How do RNN's learn forget and update gates from a ground truth y?

A general question about RNNs:

How do RNNs learn their forget and update gates, f.i. with sentences about cats from the video?

In other words, how does a RRN learn that “cats” relates to the word “were” later in the sentence and that “cat” relates to “was”?

Since it is supervised learning, is there someone who indicates that these words belong together, and in this way literally learning the RNN the forget and update gates?
Or does the RNN learn these things by itself? The question is then how, since it doesn’t have a “ground truth” value y (as with image recognition for example) of which words belong together.

I understand how mathematically forward and back propagation works, but this keeps puzzling me.

Hey there @Peeteerrr

In RNNs (not simple RNN but LSTM, GRU, etc.), the forget and update gates are learned through the training process without any knowledge on which words should relate to each other. RNNs learn these relationships implicitly from the sequential data they are trained on.

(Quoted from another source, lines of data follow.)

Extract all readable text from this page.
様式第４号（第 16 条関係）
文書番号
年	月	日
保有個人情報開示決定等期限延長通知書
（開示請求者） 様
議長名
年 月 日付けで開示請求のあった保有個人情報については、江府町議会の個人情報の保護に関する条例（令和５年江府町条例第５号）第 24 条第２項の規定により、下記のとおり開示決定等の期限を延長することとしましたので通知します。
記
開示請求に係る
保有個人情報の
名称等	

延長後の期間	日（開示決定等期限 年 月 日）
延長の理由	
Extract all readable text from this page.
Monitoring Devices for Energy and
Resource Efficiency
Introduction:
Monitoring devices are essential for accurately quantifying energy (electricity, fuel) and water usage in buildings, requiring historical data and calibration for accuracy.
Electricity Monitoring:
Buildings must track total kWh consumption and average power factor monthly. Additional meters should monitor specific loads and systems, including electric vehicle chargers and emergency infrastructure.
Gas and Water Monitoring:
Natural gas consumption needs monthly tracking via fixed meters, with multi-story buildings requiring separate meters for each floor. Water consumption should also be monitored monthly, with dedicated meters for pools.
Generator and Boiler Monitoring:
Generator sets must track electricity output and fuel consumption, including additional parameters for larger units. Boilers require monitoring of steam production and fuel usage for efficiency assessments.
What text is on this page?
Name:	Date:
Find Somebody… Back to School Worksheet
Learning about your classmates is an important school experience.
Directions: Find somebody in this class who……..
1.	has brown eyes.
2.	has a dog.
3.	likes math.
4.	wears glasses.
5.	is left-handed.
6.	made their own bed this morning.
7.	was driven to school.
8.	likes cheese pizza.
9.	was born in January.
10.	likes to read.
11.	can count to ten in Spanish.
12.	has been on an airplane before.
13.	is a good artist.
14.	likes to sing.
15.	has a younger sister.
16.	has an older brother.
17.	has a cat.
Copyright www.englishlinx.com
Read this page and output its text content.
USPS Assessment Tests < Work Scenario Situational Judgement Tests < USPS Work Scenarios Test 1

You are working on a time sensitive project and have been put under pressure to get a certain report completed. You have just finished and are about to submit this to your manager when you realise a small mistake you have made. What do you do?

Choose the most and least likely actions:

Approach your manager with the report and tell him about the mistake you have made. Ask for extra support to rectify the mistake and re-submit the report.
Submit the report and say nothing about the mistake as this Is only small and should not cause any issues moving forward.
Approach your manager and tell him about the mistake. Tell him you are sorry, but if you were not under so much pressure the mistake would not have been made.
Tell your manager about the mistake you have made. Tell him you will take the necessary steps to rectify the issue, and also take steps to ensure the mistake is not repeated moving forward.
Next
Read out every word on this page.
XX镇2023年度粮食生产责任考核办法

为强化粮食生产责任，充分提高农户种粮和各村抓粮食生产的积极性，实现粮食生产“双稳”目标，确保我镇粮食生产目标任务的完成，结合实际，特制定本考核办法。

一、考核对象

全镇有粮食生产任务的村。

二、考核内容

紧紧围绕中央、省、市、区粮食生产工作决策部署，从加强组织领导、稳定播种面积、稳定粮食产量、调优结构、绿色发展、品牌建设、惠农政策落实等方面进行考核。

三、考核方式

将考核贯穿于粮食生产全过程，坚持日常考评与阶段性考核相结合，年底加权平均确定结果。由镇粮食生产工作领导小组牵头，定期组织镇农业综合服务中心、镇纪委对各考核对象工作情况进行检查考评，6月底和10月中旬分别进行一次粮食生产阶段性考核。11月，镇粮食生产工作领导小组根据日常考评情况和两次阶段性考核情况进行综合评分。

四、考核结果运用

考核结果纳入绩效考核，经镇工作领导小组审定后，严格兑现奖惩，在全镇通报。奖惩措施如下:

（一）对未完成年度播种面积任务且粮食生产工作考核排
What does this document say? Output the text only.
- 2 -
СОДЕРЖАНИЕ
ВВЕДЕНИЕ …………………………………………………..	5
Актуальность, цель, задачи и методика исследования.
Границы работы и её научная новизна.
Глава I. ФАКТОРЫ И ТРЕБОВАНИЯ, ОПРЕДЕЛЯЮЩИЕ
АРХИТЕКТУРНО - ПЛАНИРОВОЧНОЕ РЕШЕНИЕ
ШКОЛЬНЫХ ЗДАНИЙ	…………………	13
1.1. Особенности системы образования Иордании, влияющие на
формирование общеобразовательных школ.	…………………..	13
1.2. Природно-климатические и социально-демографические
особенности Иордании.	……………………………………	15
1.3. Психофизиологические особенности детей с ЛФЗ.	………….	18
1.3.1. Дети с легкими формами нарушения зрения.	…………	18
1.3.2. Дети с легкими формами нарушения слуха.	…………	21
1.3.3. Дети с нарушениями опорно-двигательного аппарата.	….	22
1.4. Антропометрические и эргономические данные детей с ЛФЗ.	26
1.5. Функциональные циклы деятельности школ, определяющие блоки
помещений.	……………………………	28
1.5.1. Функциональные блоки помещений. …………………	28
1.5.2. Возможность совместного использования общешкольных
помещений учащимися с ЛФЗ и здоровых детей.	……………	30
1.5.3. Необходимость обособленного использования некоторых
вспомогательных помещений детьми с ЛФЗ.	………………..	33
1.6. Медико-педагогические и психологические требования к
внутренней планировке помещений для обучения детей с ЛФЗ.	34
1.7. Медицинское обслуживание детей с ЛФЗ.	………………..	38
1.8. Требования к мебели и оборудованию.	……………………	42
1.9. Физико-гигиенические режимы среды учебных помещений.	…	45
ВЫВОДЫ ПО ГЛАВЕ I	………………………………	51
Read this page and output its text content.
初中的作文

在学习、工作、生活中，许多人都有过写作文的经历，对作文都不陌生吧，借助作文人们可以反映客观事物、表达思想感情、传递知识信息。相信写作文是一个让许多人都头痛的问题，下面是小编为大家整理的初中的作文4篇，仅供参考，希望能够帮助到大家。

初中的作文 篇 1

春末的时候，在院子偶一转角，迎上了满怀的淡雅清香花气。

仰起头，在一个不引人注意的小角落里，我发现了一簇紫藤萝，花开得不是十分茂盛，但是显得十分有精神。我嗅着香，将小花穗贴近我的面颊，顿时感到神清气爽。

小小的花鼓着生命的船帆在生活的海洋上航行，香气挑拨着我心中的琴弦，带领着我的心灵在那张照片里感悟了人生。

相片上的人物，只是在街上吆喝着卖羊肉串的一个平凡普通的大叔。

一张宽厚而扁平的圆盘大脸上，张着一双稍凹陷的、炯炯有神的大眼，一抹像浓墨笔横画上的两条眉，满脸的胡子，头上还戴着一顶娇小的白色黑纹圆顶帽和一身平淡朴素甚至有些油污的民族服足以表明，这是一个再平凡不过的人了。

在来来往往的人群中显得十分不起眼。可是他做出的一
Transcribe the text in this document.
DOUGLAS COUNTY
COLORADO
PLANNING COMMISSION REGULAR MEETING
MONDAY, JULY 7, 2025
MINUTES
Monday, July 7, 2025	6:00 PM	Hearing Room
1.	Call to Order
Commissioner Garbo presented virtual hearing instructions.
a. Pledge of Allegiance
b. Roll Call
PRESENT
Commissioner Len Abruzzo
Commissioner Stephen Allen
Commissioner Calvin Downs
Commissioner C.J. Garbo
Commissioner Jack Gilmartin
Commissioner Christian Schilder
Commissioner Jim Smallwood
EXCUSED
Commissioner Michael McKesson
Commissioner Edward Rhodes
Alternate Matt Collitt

In your example, the RNN learns to associate contexts like “cats” with verb “were” and not “was” by capturing the dependencies and relationships between words through the gradients computed during backpropagation, which optimize the model parameters to minimize prediction errors.

Hope it helps!

Hi Alirez_Saei,

Thanks for your quick and clear response.

So the billions of sentences in the training set are in fact the ground truth (since this is proven to be natural language) for figuring out that for a new sentence, the third word “cats” corresponds to the 10th word “were”?

OK, then I understand it. Thanks for your clarification.


Exactly. There is plenty of “ground truth” in the form of the training set. The RNN of whichever architecture learns everything from back propagation on the training data. If it has forget and update gates as in the LSTM case, then those make the model more powerful or perhaps just make it easier to learn the relationships between the words expressed in the training corpus.

I don’t remember if Prof Ng explicitly addresses this point or not, but I wonder if a plain vanilla RNN can learn the same things that an LSTM can by effectively constructing its own equivalent of forget and update gates using the hidden state. But my intuition is that even if that is in theory possible, the point is that making that part of the architecture explicit just makes it much easier for the training to actually achieve that level of structure. Training cost and time matter greatly when you get to LLM scale, so it’s not good enough for something to be theoretically possible: it has to be achievable with tolerable cost.